今回,私はたまたま居合わせた傍観者に過ぎなかったが,その気になれば,言語学者としてできること,やるべきことがあるのではないかと考えさせられた。つまり教材作りや現地語教育だけではなく,村と外部とのパイプ役という形でも,現地への貢献が可能だろう。外部に対して,少数民族の言語と文化への理解を深めてもらうと同時に,村にとっても自分たちの言語と文化を見直して誇りを取り戻し,さらに経済的援助にもつながる手伝いができるのではないかと。具体的には今後こうしたNGOグループと連携しながら,専門知識を提供したり,ガイド役を果たせる部分もあろう。そんな中から少数民族言語や文化に関心をもつ若者が(旅行者側でも現地サイドでも)増えてくれば,大変結構なことだ。ちなみに今回の参加者の多くが,私が翻訳出版した現地ウデヘの執筆した自伝(アレクサンドル・カンチュガ著『ビキン川のほとりで:沿海州ウデヘ人の少年時代』北海道大学図書刊行会,2001)を読み,その著者との会見を楽しみにしていた。こういう形で自分の仕事が少しでも役に立てたとしたら,うれしいことだ。

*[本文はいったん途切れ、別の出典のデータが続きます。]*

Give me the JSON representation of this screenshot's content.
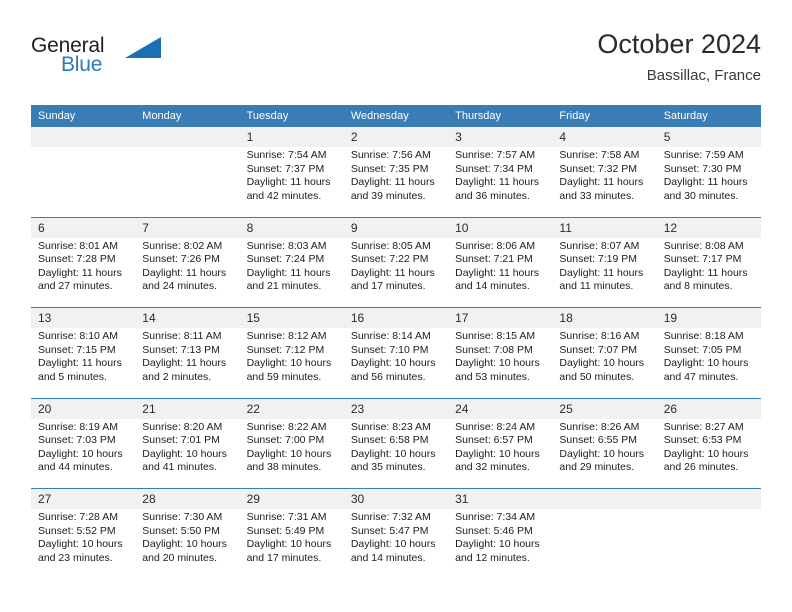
{
  "brand": {
    "name_part1": "General",
    "name_part2": "Blue",
    "triangle_icon": "blue-triangle-logo-mark",
    "color_dark": "#231f20",
    "color_blue": "#2a7cc0"
  },
  "header": {
    "title": "October 2024",
    "subtitle": "Bassillac, France"
  },
  "theme": {
    "header_blue": "#3a7cb5",
    "daynum_gray": "#f1f1f1",
    "text": "#1c1c1c"
  },
  "weekdays": [
    "Sunday",
    "Monday",
    "Tuesday",
    "Wednesday",
    "Thursday",
    "Friday",
    "Saturday"
  ],
  "labels": {
    "sunrise": "Sunrise:",
    "sunset": "Sunset:",
    "daylight": "Daylight:"
  },
  "weeks": [
    {
      "days": [
        {
          "num": "",
          "sunrise": "",
          "sunset": "",
          "daylight_a": "",
          "daylight_b": ""
        },
        {
          "num": "",
          "sunrise": "",
          "sunset": "",
          "daylight_a": "",
          "daylight_b": ""
        },
        {
          "num": "1",
          "sunrise": "Sunrise: 7:54 AM",
          "sunset": "Sunset: 7:37 PM",
          "daylight_a": "Daylight: 11 hours",
          "daylight_b": "and 42 minutes."
        },
        {
          "num": "2",
          "sunrise": "Sunrise: 7:56 AM",
          "sunset": "Sunset: 7:35 PM",
          "daylight_a": "Daylight: 11 hours",
          "daylight_b": "and 39 minutes."
        },
        {
          "num": "3",
          "sunrise": "Sunrise: 7:57 AM",
          "sunset": "Sunset: 7:34 PM",
          "daylight_a": "Daylight: 11 hours",
          "daylight_b": "and 36 minutes."
        },
        {
          "num": "4",
          "sunrise": "Sunrise: 7:58 AM",
          "sunset": "Sunset: 7:32 PM",
          "daylight_a": "Daylight: 11 hours",
          "daylight_b": "and 33 minutes."
        },
        {
          "num": "5",
          "sunrise": "Sunrise: 7:59 AM",
          "sunset": "Sunset: 7:30 PM",
          "daylight_a": "Daylight: 11 hours",
          "daylight_b": "and 30 minutes."
        }
      ]
    },
    {
      "days": [
        {
          "num": "6",
          "sunrise": "Sunrise: 8:01 AM",
          "sunset": "Sunset: 7:28 PM",
          "daylight_a": "Daylight: 11 hours",
          "daylight_b": "and 27 minutes."
        },
        {
          "num": "7",
          "sunrise": "Sunrise: 8:02 AM",
          "sunset": "Sunset: 7:26 PM",
          "daylight_a": "Daylight: 11 hours",
          "daylight_b": "and 24 minutes."
        },
        {
          "num": "8",
          "sunrise": "Sunrise: 8:03 AM",
          "sunset": "Sunset: 7:24 PM",
          "daylight_a": "Daylight: 11 hours",
          "daylight_b": "and 21 minutes."
        },
        {
          "num": "9",
          "sunrise": "Sunrise: 8:05 AM",
          "sunset": "Sunset: 7:22 PM",
          "daylight_a": "Daylight: 11 hours",
          "daylight_b": "and 17 minutes."
        },
        {
          "num": "10",
          "sunrise": "Sunrise: 8:06 AM",
          "sunset": "Sunset: 7:21 PM",
          "daylight_a": "Daylight: 11 hours",
          "daylight_b": "and 14 minutes."
        },
        {
          "num": "11",
          "sunrise": "Sunrise: 8:07 AM",
          "sunset": "Sunset: 7:19 PM",
          "daylight_a": "Daylight: 11 hours",
          "daylight_b": "and 11 minutes."
        },
        {
          "num": "12",
          "sunrise": "Sunrise: 8:08 AM",
          "sunset": "Sunset: 7:17 PM",
          "daylight_a": "Daylight: 11 hours",
          "daylight_b": "and 8 minutes."
        }
      ]
    },
    {
      "days": [
        {
          "num": "13",
          "sunrise": "Sunrise: 8:10 AM",
          "sunset": "Sunset: 7:15 PM",
          "daylight_a": "Daylight: 11 hours",
          "daylight_b": "and 5 minutes."
        },
        {
          "num": "14",
          "sunrise": "Sunrise: 8:11 AM",
          "sunset": "Sunset: 7:13 PM",
          "daylight_a": "Daylight: 11 hours",
          "daylight_b": "and 2 minutes."
        },
        {
          "num": "15",
          "sunrise": "Sunrise: 8:12 AM",
          "sunset": "Sunset: 7:12 PM",
          "daylight_a": "Daylight: 10 hours",
          "daylight_b": "and 59 minutes."
        },
        {
          "num": "16",
          "sunrise": "Sunrise: 8:14 AM",
          "sunset": "Sunset: 7:10 PM",
          "daylight_a": "Daylight: 10 hours",
          "daylight_b": "and 56 minutes."
        },
        {
          "num": "17",
          "sunrise": "Sunrise: 8:15 AM",
          "sunset": "Sunset: 7:08 PM",
          "daylight_a": "Daylight: 10 hours",
          "daylight_b": "and 53 minutes."
        },
        {
          "num": "18",
          "sunrise": "Sunrise: 8:16 AM",
          "sunset": "Sunset: 7:07 PM",
          "daylight_a": "Daylight: 10 hours",
          "daylight_b": "and 50 minutes."
        },
        {
          "num": "19",
          "sunrise": "Sunrise: 8:18 AM",
          "sunset": "Sunset: 7:05 PM",
          "daylight_a": "Daylight: 10 hours",
          "daylight_b": "and 47 minutes."
        }
      ]
    },
    {
      "days": [
        {
          "num": "20",
          "sunrise": "Sunrise: 8:19 AM",
          "sunset": "Sunset: 7:03 PM",
          "daylight_a": "Daylight: 10 hours",
          "daylight_b": "and 44 minutes."
        },
        {
          "num": "21",
          "sunrise": "Sunrise: 8:20 AM",
          "sunset": "Sunset: 7:01 PM",
          "daylight_a": "Daylight: 10 hours",
          "daylight_b": "and 41 minutes."
        },
        {
          "num": "22",
          "sunrise": "Sunrise: 8:22 AM",
          "sunset": "Sunset: 7:00 PM",
          "daylight_a": "Daylight: 10 hours",
          "daylight_b": "and 38 minutes."
        },
        {
          "num": "23",
          "sunrise": "Sunrise: 8:23 AM",
          "sunset": "Sunset: 6:58 PM",
          "daylight_a": "Daylight: 10 hours",
          "daylight_b": "and 35 minutes."
        },
        {
          "num": "24",
          "sunrise": "Sunrise: 8:24 AM",
          "sunset": "Sunset: 6:57 PM",
          "daylight_a": "Daylight: 10 hours",
          "daylight_b": "and 32 minutes."
        },
        {
          "num": "25",
          "sunrise": "Sunrise: 8:26 AM",
          "sunset": "Sunset: 6:55 PM",
          "daylight_a": "Daylight: 10 hours",
          "daylight_b": "and 29 minutes."
        },
        {
          "num": "26",
          "sunrise": "Sunrise: 8:27 AM",
          "sunset": "Sunset: 6:53 PM",
          "daylight_a": "Daylight: 10 hours",
          "daylight_b": "and 26 minutes."
        }
      ]
    },
    {
      "days": [
        {
          "num": "27",
          "sunrise": "Sunrise: 7:28 AM",
          "sunset": "Sunset: 5:52 PM",
          "daylight_a": "Daylight: 10 hours",
          "daylight_b": "and 23 minutes."
        },
        {
          "num": "28",
          "sunrise": "Sunrise: 7:30 AM",
          "sunset": "Sunset: 5:50 PM",
          "daylight_a": "Daylight: 10 hours",
          "daylight_b": "and 20 minutes."
        },
        {
          "num": "29",
          "sunrise": "Sunrise: 7:31 AM",
          "sunset": "Sunset: 5:49 PM",
          "daylight_a": "Daylight: 10 hours",
          "daylight_b": "and 17 minutes."
        },
        {
          "num": "30",
          "sunrise": "Sunrise: 7:32 AM",
          "sunset": "Sunset: 5:47 PM",
          "daylight_a": "Daylight: 10 hours",
          "daylight_b": "and 14 minutes."
        },
        {
          "num": "31",
          "sunrise": "Sunrise: 7:34 AM",
          "sunset": "Sunset: 5:46 PM",
          "daylight_a": "Daylight: 10 hours",
          "daylight_b": "and 12 minutes."
        },
        {
          "num": "",
          "sunrise": "",
          "sunset": "",
          "daylight_a": "",
          "daylight_b": ""
        },
        {
          "num": "",
          "sunrise": "",
          "sunset": "",
          "daylight_a": "",
          "daylight_b": ""
        }
      ]
    }
  ]
}
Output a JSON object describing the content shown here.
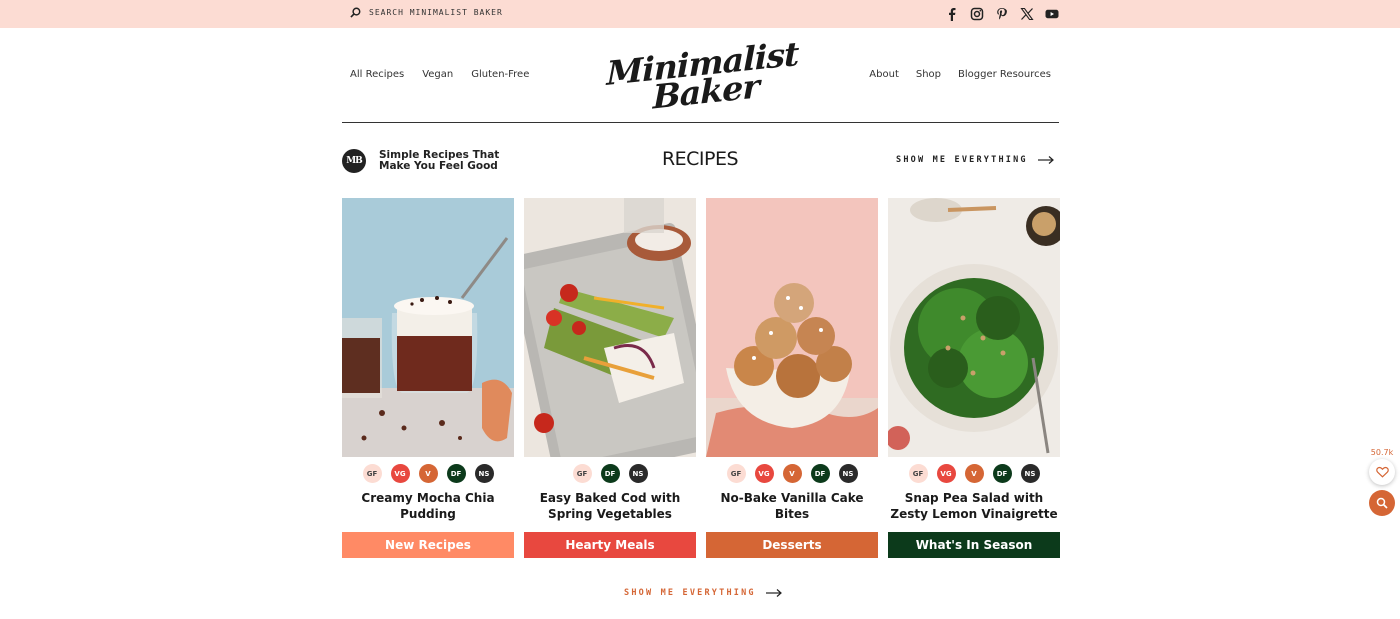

たぶんアメリカあたりでは先住民の村のエコツアーというのは珍しくもないだろうし,日本でもおそらく,単なる観光旅行ではない「異文化体験ツアー」がすでに各種用意されているのだろう。今後ロシア極東・シベリアでは,そのような行き方を前向きに考える余地が十分にあると思われる。もちろんエコツアーの問題点・デメリットについてもあわせて考えていく必要があることは言うまでもない。